«A España no se le ha operado. Aún siguen los problemas»

Entrevista a Pío Zelaya, candidato del PSOE al Senado por Jaén

Pío Zelaya
Pío Zelaya

Representa a la federación que goza de mejor salud dentro del Partido Socialista: la andaluza. Sin embargo, reconoce que el partido ha necesitado un reconstituyente en los últimos tiempos para renovarse. Pío Zelaya es doctor y se presenta en el lista del PSOE al Senado, una institución enferma terminal a la que algunos ya han desahuciado. Zelaya opta por la medicina del PSOE: aplicarle paliativos y «regenerar su ADN» para convertirlo en una verdadera Cámara territorial.

Durante cinco años ejerció como médico de familia en Jaén, pero la «cuna del socialismo», como él mismo define a Andalucía, le hizo colgar la bata y abandonar la consulta para sumarse al proyecto del PSOE para cambiar España. «He asumido el compromiso», relata con firmeza a LA RAZÓN, aunque confiesa que a veces echa de menos el ambulatorio. «Esta profesión hace que nunca te desenganches del todo, siempre hay algún familiar o amigo que te pide un diagnóstico», destaca.

Pío nació en Perú, pero se trasladó a España para cursar un doctorado en Psiquiatría. Cuando se le pregunta si el Partido Socialista es lo más parecido a una «casa de locos», tira de ingenio y coloca el mensaje: «El PSOE es una fábrica de ideas donde confluye gente que tiene ganas de cambiar las cosas». La transformación del país es el eje argumental de la conversación de este médico y sindicalista, que no duda en aplicar su propio diagnóstico a la situación actual: «España necesita primeros auxilios». Para Pío, el país es un paciente al que se le ha metido en el congelador y no se le ha intervenido a tiempo, «se le ha intentado reanimar pero no se ha recuperado del todo.
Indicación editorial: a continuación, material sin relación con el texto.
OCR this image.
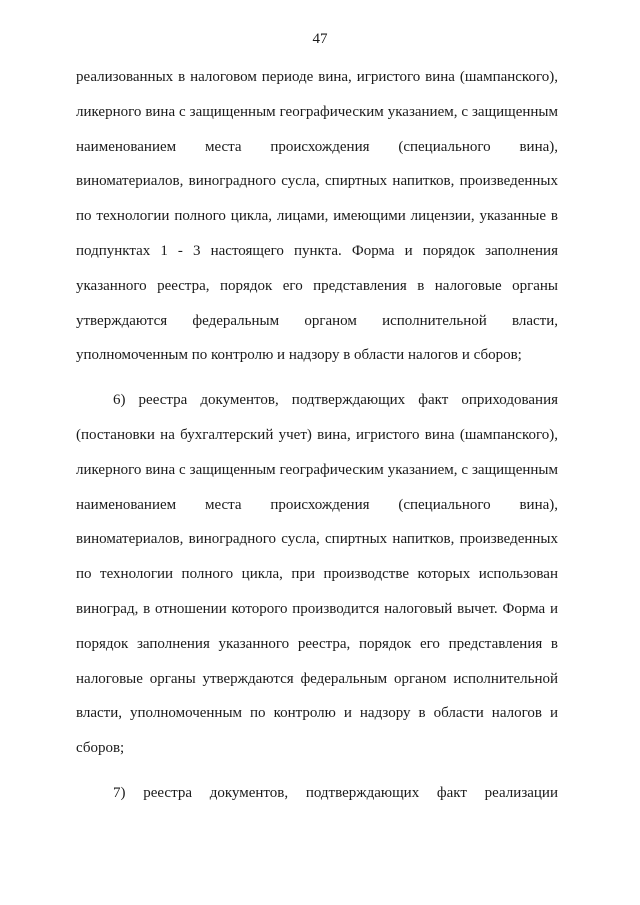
47

реализованных в налоговом периоде вина, игристого вина (шампанского), ликерного вина с защищенным географическим указанием, с защищенным наименованием места происхождения (специального вина), виноматериалов, виноградного сусла, спиртных напитков, произведенных по технологии полного цикла, лицами, имеющими лицензии, указанные в подпунктах 1 - 3 настоящего пункта. Форма и порядок заполнения указанного реестра, порядок его представления в налоговые органы утверждаются федеральным органом исполнительной власти, уполномоченным по контролю и надзору в области налогов и сборов;

6) реестра документов, подтверждающих факт оприходования (постановки на бухгалтерский учет) вина, игристого вина (шампанского), ликерного вина с защищенным географическим указанием, с защищенным наименованием места происхождения (специального вина), виноматериалов, виноградного сусла, спиртных напитков, произведенных по технологии полного цикла, при производстве которых использован виноград, в отношении которого производится налоговый вычет. Форма и порядок заполнения указанного реестра, порядок его представления в налоговые органы утверждаются федеральным органом исполнительной власти, уполномоченным по контролю и надзору в области налогов и сборов;

7) реестра документов, подтверждающих факт реализации
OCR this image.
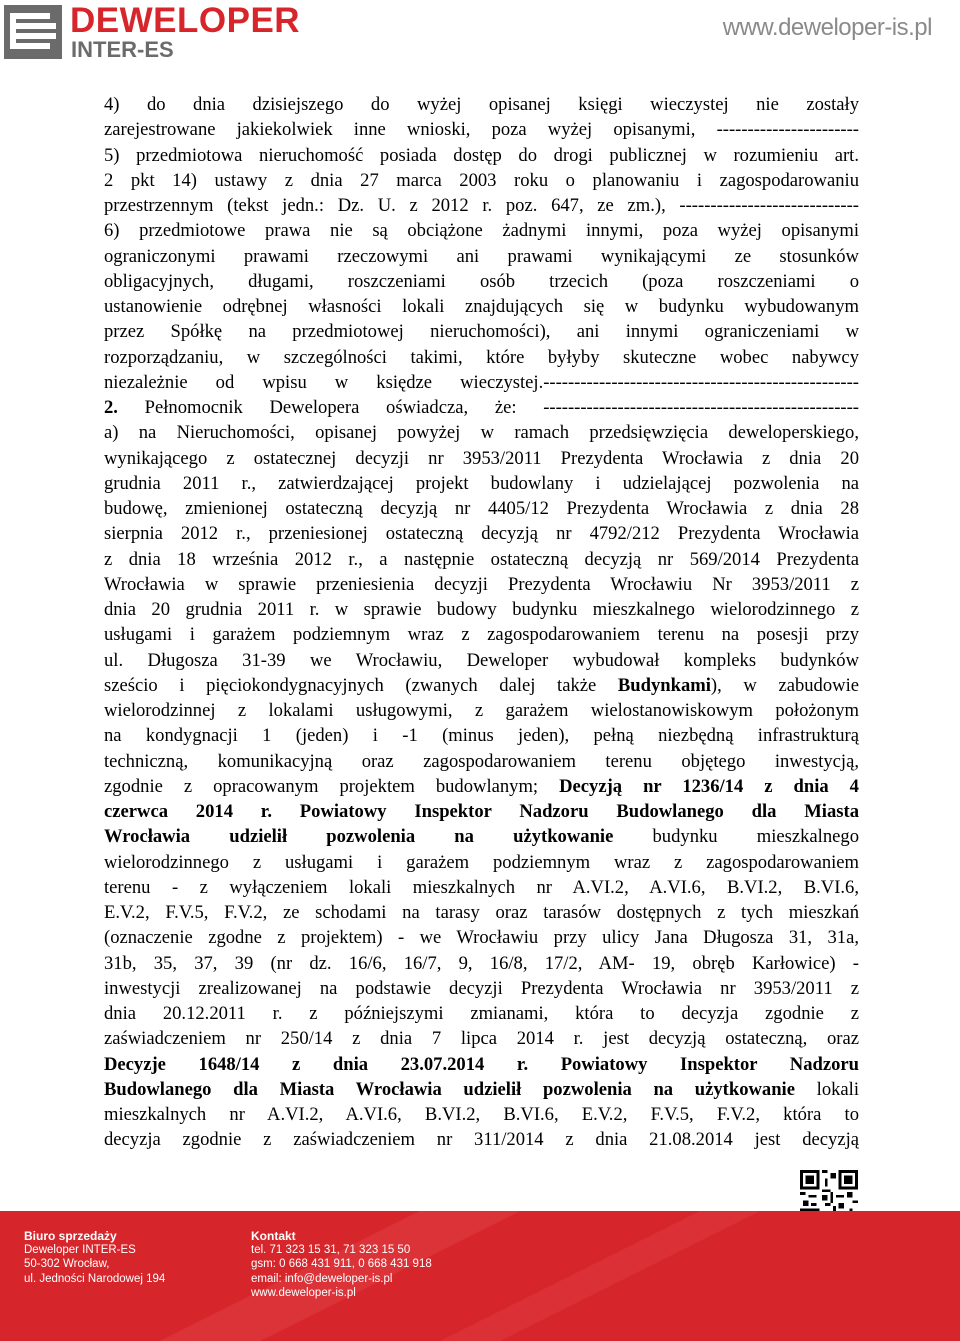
DEWELOPER
INTER-ES
www.deweloper-is.pl
4) do dnia dzisiejszego do wyżej opisanej księgi wieczystej nie zostały
zarejestrowane jakiekolwiek inne wnioski, poza wyżej opisanymi, -----------------------
5) przedmiotowa nieruchomość posiada dostęp do drogi publicznej w rozumieniu art.
2 pkt 14) ustawy z dnia 27 marca 2003 roku o planowaniu i zagospodarowaniu
przestrzennym (tekst jedn.: Dz. U. z 2012 r. poz. 647, ze zm.), -----------------------------
6) przedmiotowe prawa nie są obciążone żadnymi innymi, poza wyżej opisanymi
ograniczonymi prawami rzeczowymi ani prawami wynikającymi ze stosunków
obligacyjnych, długami, roszczeniami osób trzecich (poza roszczeniami o
ustanowienie odrębnej własności lokali znajdujących się w budynku wybudowanym
przez Spółkę na przedmiotowej nieruchomości), ani innymi ograniczeniami w
rozporządzaniu, w szczególności takimi, które byłyby skuteczne wobec nabywcy
niezależnie od wpisu w księdze wieczystej.---------------------------------------------------
2. Pełnomocnik Dewelopera oświadcza, że: ---------------------------------------------------
a) na Nieruchomości, opisanej powyżej w ramach przedsięwzięcia deweloperskiego,
wynikającego z ostatecznej decyzji nr 3953/2011 Prezydenta Wrocławia z dnia 20
grudnia 2011 r., zatwierdzającej projekt budowlany i udzielającej pozwolenia na
budowę, zmienionej ostateczną decyzją nr 4405/12 Prezydenta Wrocławia z dnia 28
sierpnia 2012 r., przeniesionej ostateczną decyzją nr 4792/212 Prezydenta Wrocławia
z dnia 18 września 2012 r., a następnie ostateczną decyzją nr 569/2014 Prezydenta
Wrocławia w sprawie przeniesienia decyzji Prezydenta Wrocławiu Nr 3953/2011 z
dnia 20 grudnia 2011 r. w sprawie budowy budynku mieszkalnego wielorodzinnego z
usługami i garażem podziemnym wraz z zagospodarowaniem terenu na posesji przy
ul. Długosza 31-39 we Wrocławiu, Deweloper wybudował kompleks budynków
sześcio i pięciokondygnacyjnych (zwanych dalej także Budynkami), w zabudowie
wielorodzinnej z lokalami usługowymi, z garażem wielostanowiskowym położonym
na kondygnacji 1 (jeden) i -1 (minus jeden), pełną niezbędną infrastrukturą
techniczną, komunikacyjną oraz zagospodarowaniem terenu objętego inwestycją,
zgodnie z opracowanym projektem budowlanym; Decyzją nr 1236/14 z dnia 4
czerwca 2014 r. Powiatowy Inspektor Nadzoru Budowlanego dla Miasta
Wrocławia udzielił pozwolenia na użytkowanie budynku mieszkalnego
wielorodzinnego z usługami i garażem podziemnym wraz z zagospodarowaniem
terenu - z wyłączeniem lokali mieszkalnych nr A.VI.2, A.VI.6, B.VI.2, B.VI.6,
E.V.2, F.V.5, F.V.2, ze schodami na tarasy oraz tarasów dostępnych z tych mieszkań
(oznaczenie zgodne z projektem) - we Wrocławiu przy ulicy Jana Długosza 31, 31a,
31b, 35, 37, 39 (nr dz. 16/6, 16/7, 9, 16/8, 17/2, AM- 19, obręb Karłowice) -
inwestycji zrealizowanej na podstawie decyzji Prezydenta Wrocławia nr 3953/2011 z
dnia 20.12.2011 r. z późniejszymi zmianami, która to decyzja zgodnie z
zaświadczeniem nr 250/14 z dnia 7 lipca 2014 r. jest decyzją ostateczną, oraz
Decyzje 1648/14 z dnia 23.07.2014 r. Powiatowy Inspektor Nadzoru
Budowlanego dla Miasta Wrocławia udzielił pozwolenia na użytkowanie lokali
mieszkalnych nr A.VI.2, A.VI.6, B.VI.2, B.VI.6, E.V.2, F.V.5, F.V.2, która to
decyzja zgodnie z zaświadczeniem nr 311/2014 z dnia 21.08.2014 jest decyzją
Biuro sprzedaży
Deweloper INTER-ES
50-302 Wrocław,
ul. Jedności Narodowej 194
Kontakt
tel. 71 323 15 31, 71 323 15 50
gsm: 0 668 431 911, 0 668 431 918
email: info@deweloper-is.pl
www.deweloper-is.pl
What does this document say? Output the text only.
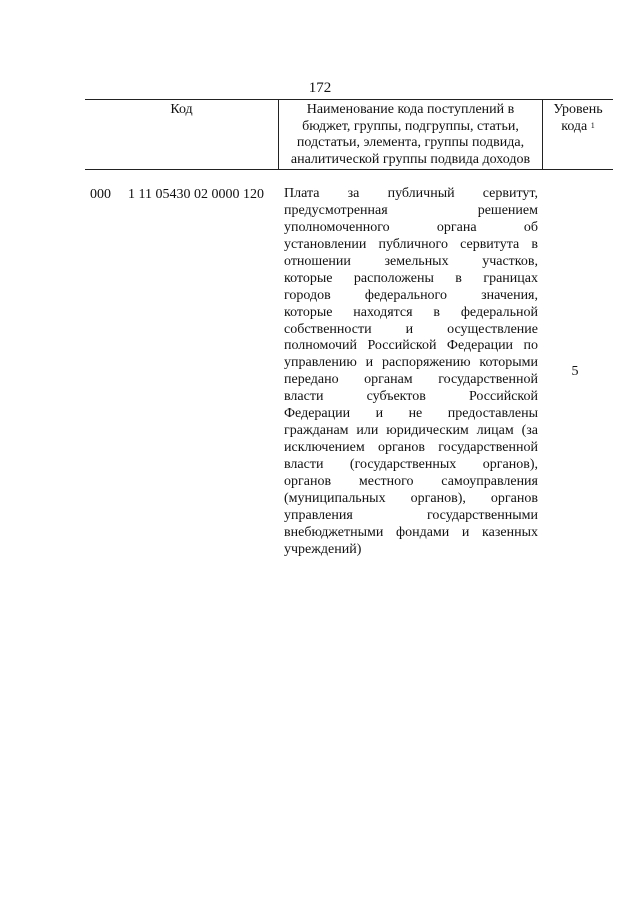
172
Код	Наименование кода поступлений в
бюджет, группы, подгруппы, статьи,
подстатьи, элемента, группы подвида,
аналитической группы подвида доходов
Уровень
кода $^1$
000 1 11 05430 02 0000 120 Плата за публичный сервитут,
предусмотренная решением
уполномоченного органа об
установлении публичного сервитута в
отношении земельных участков,
которые расположены в границах
городов федерального значения,
которые находятся в федеральной
собственности и осуществление
полномочий Российской Федерации по
управлению и распоряжению которыми
передано органам государственной
власти субъектов Российской
Федерации и не предоставлены
гражданам или юридическим лицам (за
исключением органов государственной
власти (государственных органов),
органов местного самоуправления
(муниципальных органов), органов
управления государственными
внебюджетными фондами и казенных
учреждений)
5
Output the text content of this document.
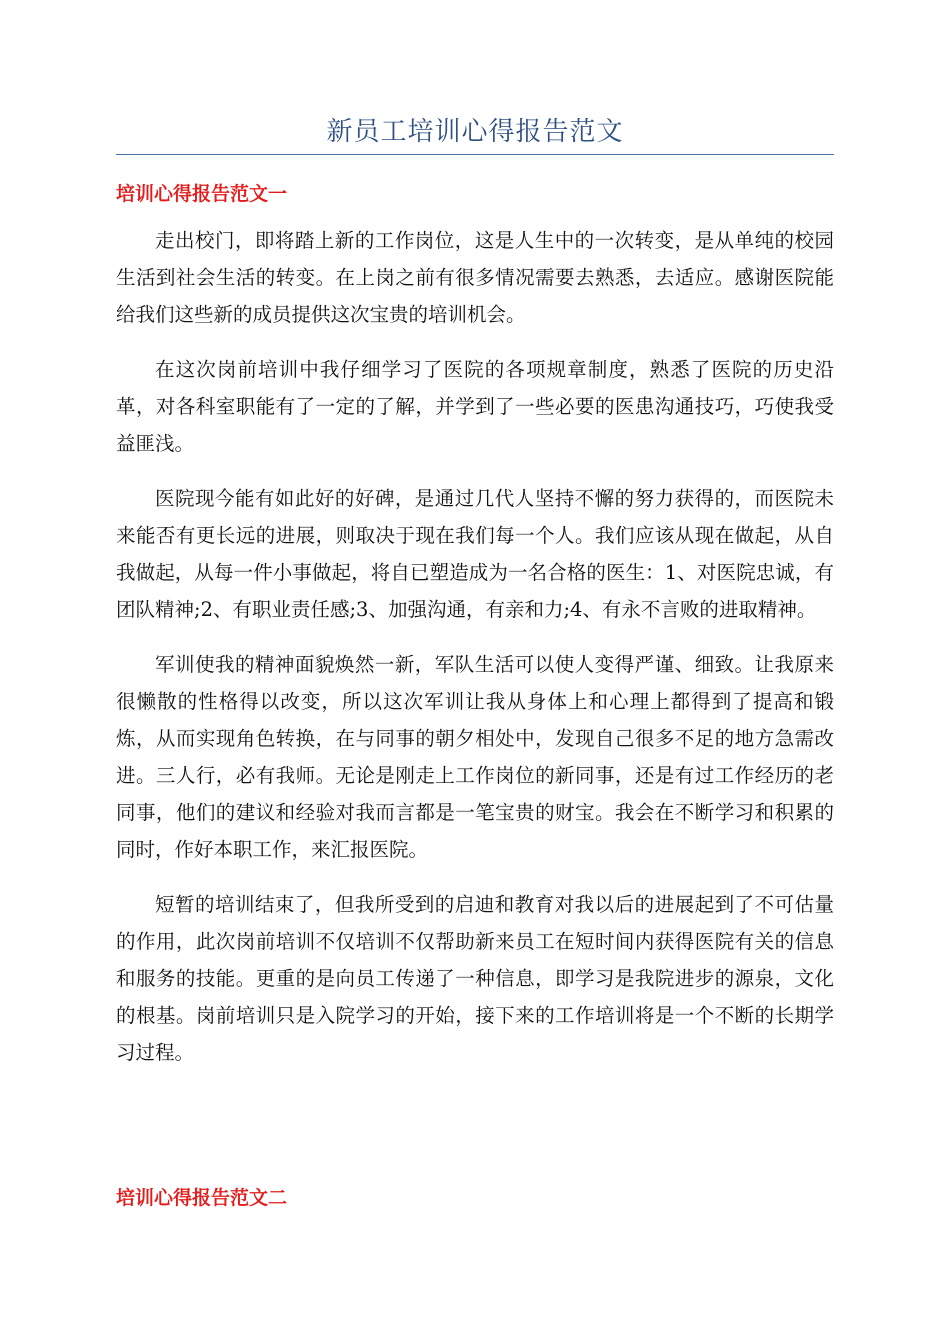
新员工培训心得报告范文
培训心得报告范文一

走出校门，即将踏上新的工作岗位，这是人生中的一次转变，是从单纯的校园生活到社会生活的转变。在上岗之前有很多情况需要去熟悉，去适应。感谢医院能给我们这些新的成员提供这次宝贵的培训机会。

在这次岗前培训中我仔细学习了医院的各项规章制度，熟悉了医院的历史沿革，对各科室职能有了一定的了解，并学到了一些必要的医患沟通技巧，巧使我受益匪浅。

医院现今能有如此好的好碑，是通过几代人坚持不懈的努力获得的，而医院未来能否有更长远的进展，则取决于现在我们每一个人。我们应该从现在做起，从自我做起，从每一件小事做起，将自已塑造成为一名合格的医生：1、对医院忠诚，有团队精神;2、有职业责任感;3、加强沟通，有亲和力;4、有永不言败的进取精神。

军训使我的精神面貌焕然一新，军队生活可以使人变得严谨、细致。让我原来很懒散的性格得以改变，所以这次军训让我从身体上和心理上都得到了提高和锻炼，从而实现角色转换，在与同事的朝夕相处中，发现自己很多不足的地方急需改进。三人行，必有我师。无论是刚走上工作岗位的新同事，还是有过工作经历的老同事，他们的建议和经验对我而言都是一笔宝贵的财宝。我会在不断学习和积累的同时，作好本职工作，来汇报医院。

短暂的培训结束了，但我所受到的启迪和教育对我以后的进展起到了不可估量的作用，此次岗前培训不仅培训不仅帮助新来员工在短时间内获得医院有关的信息和服务的技能。更重的是向员工传递了一种信息，即学习是我院进步的源泉，文化的根基。岗前培训只是入院学习的开始，接下来的工作培训将是一个不断的长期学习过程。

培训心得报告范文二
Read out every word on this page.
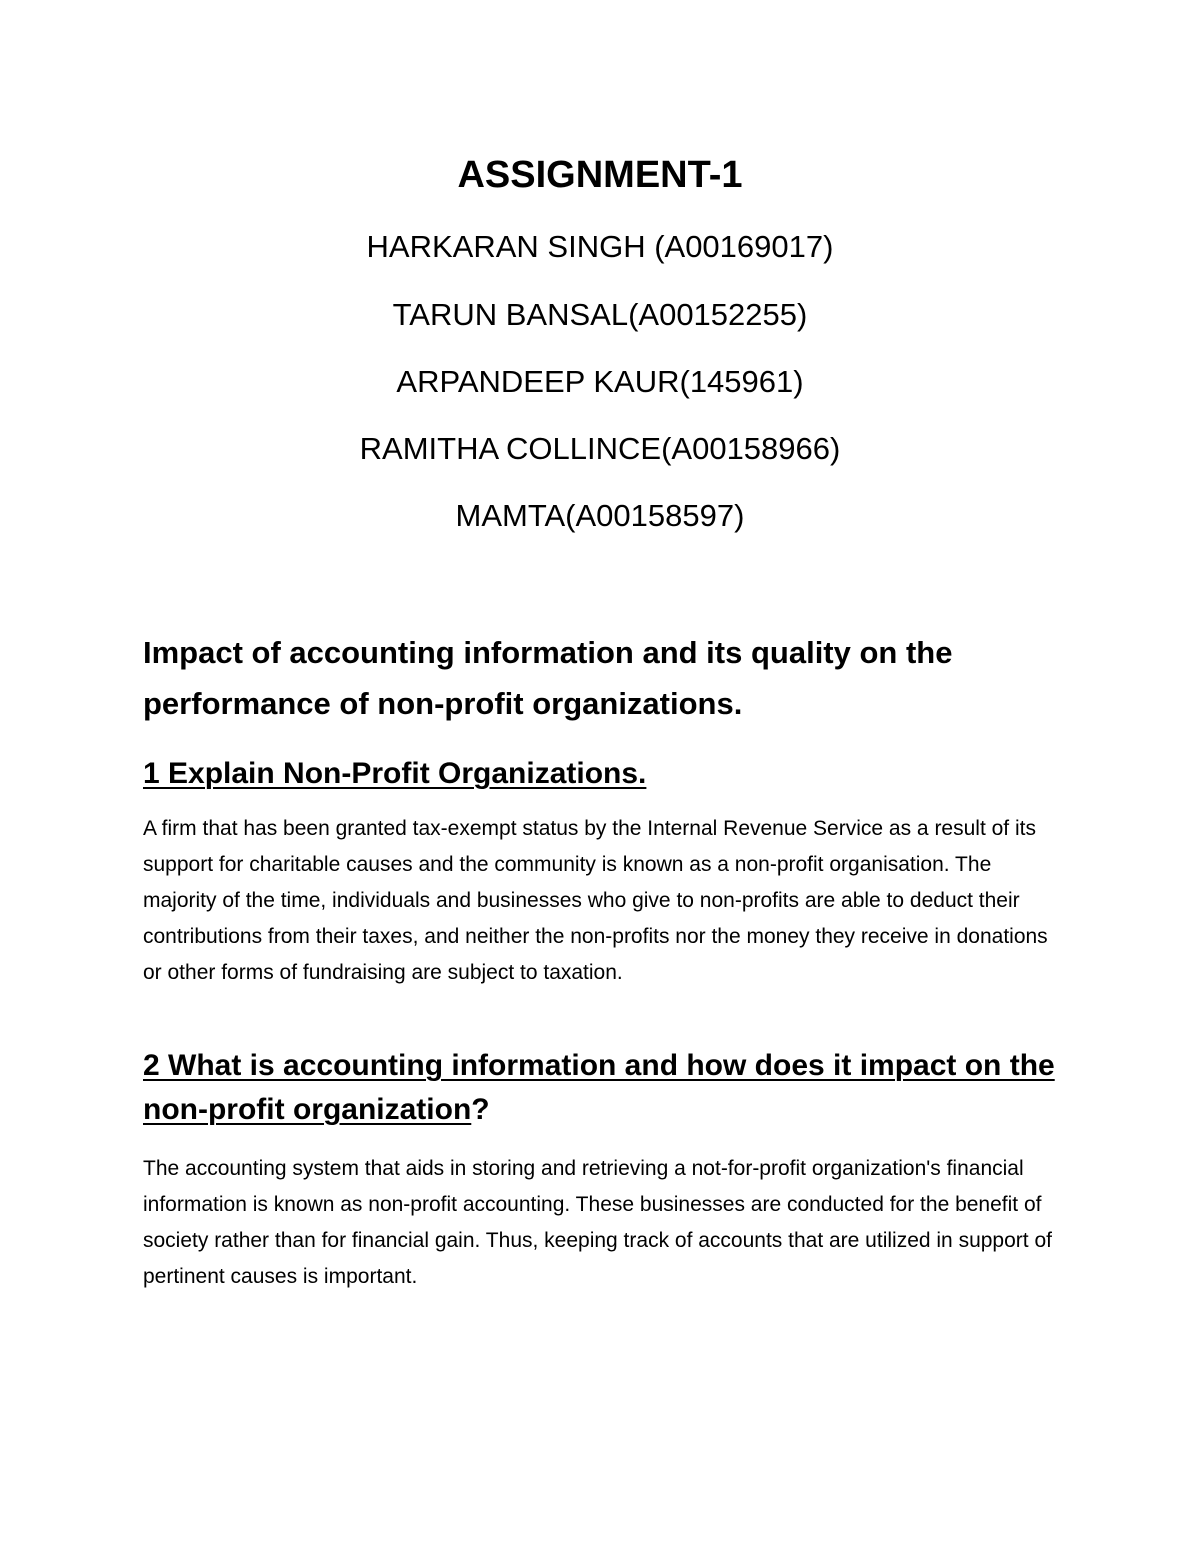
ASSIGNMENT-1

HARKARAN SINGH (A00169017)

TARUN BANSAL(A00152255)

ARPANDEEP KAUR(145961)

RAMITHA COLLINCE(A00158966)

MAMTA(A00158597)

Impact of accounting information and its quality on the performance of non-profit organizations.
1 Explain Non-Profit Organizations.

A firm that has been granted tax-exempt status by the Internal Revenue Service as a result of its support for charitable causes and the community is known as a non-profit organisation. The majority of the time, individuals and businesses who give to non-profits are able to deduct their contributions from their taxes, and neither the non-profits nor the money they receive in donations or other forms of fundraising are subject to taxation.

2 What is accounting information and how does it impact on the non-profit organization?

The accounting system that aids in storing and retrieving a not-for-profit organization's financial information is known as non-profit accounting. These businesses are conducted for the benefit of society rather than for financial gain. Thus, keeping track of accounts that are utilized in support of pertinent causes is important.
Aquí no se ha operado a nadie, siguen los problemas», resuelve.

Hablar con un representante del socialismo andaluz y no mentar la lucha intestina de Pedro Sánchez y Susana Díaz es inevitable, pero Pío no da pistas, no baraja un desembarco de la presidenta en Ferraz, como auguran quienes creen que una derrota del partido el 20-D complicaría las opciones de continuidad de Pedro Sánchez al frente de la dirección, y asegura que el partido «ha cerrado filas» con su candidato para encarar con garantías las elecciones del 20 de diciembre. «No creo que Pedro Sánchez haya sido una fiebre», reconoce cuando se le pregunta si el «efecto Sánchez» con que irrumpió en el PSOE tras las primarias se ha ido diluyendo hasta desaparecer. «Si era una fiebre, ya ha pasado», comenta al tiempo que pone en valor el ejercicio de regeneración y renovación que ha hecho el partido.

Una regeneración que este peruano en Jaén quiere llevar también al Senado para que recupere la vocación de calidad legislativa y democrática que ha perdido. «Se ha convertido en un cementerio de elefantes», alega en alusión al desembarco de ex presidentes autonómicos por parte de algunos partidos. «Tenemos que reconvertirlo en un punto de debate autonómico imprescindible», defiende. Sin embargo, Zelaya no entra a valorar la idea de Sánchez de trasladarlo a Barcelona. «Creo que se ha abierto el debate, nada más», confiesa. Pero según avanza la conversación parece ir encontrando las ventajas de descentralizar las Cortes Generales. «No lo veo mal si se trata de hacer partícipes a otros territorios», destaca finalmente. La pregunta no es baladí, si finalmente consigue su escaño como senador, este peruano con acento andaluz tendrá que trasladarse a Cataluña para defender los intereses y la identidad territoriales. ¡Qué genialidad!